Tant de fois éplorée aura t-elle voulu cesser de capter l’horreur des corps tombés sous les balles et la terreur, mais, dit t-elle, « la mafia tue et le silence aussi », la larme à l’œil et la voix brisée. C’est donc avec une force quasi inconcevable qu’elle a persisté malgré la peur et les nombreuses menaces qu’elle reçut, car oser photographier cette oppression constante des hommes baignant dans la criminalité demande un culot mais aussi beaucoup de ténacité et d’acharnement. On suit avec un intérêt croissant toute la colère de cette société qui ne compte plus ses morts, et aussi la révolte des juges qui décident d’appliquer la LOI au risque de leur propre vie ! Car cette « Cosa nostra » qui établit ses propres règles au détriment du respect de la vie humaine répugne profondément Letizia qui ne pourra cesser de montrer, avec ses sublimes photos d’un réalisme à couper le souffle, toute la bêtise que l’Homme peut accomplir, mais de quel droit ?

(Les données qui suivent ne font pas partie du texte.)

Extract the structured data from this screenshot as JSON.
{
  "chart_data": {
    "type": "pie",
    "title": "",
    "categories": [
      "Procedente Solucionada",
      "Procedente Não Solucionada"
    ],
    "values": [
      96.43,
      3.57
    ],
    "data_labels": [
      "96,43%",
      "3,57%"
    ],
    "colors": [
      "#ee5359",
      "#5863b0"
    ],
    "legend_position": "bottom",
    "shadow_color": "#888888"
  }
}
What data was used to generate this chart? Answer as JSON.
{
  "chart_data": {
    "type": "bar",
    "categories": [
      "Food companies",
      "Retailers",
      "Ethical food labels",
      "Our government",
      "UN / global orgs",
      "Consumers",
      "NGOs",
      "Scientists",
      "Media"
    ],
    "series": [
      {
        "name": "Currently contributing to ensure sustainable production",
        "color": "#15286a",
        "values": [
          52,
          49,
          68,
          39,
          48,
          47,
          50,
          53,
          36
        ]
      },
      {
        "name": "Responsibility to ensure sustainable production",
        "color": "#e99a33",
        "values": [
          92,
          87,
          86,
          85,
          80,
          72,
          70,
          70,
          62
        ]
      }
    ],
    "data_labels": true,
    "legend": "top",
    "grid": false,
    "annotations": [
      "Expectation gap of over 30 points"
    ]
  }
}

J’ai été conquise par le désir de justice et la profonde lucidité de cette femme. Selon elle, « la peur est un luxe qu’on ne peut pas s’offrir ».  Avec ses yeux vifs et tristes à la fois, elle continue à vivre, à se souvenir, mais aussi à savourer la vie. Ses cheveux roses fushia à la fin m’ont fait sourire ; elle est résolument comme elle le veut. Même si elle n’a pas plu bien souvent, elle demeure fidèle à ses convictions et, ça, selon moi, c’est grandiose. Un des meilleurs films que j’ai pu voir cette année, et qu’il m’enchanterait bien de revoir comme on rend visite à une vieille amie qu’on apprécie par-dessus tout ! Un joyau, rien de moins!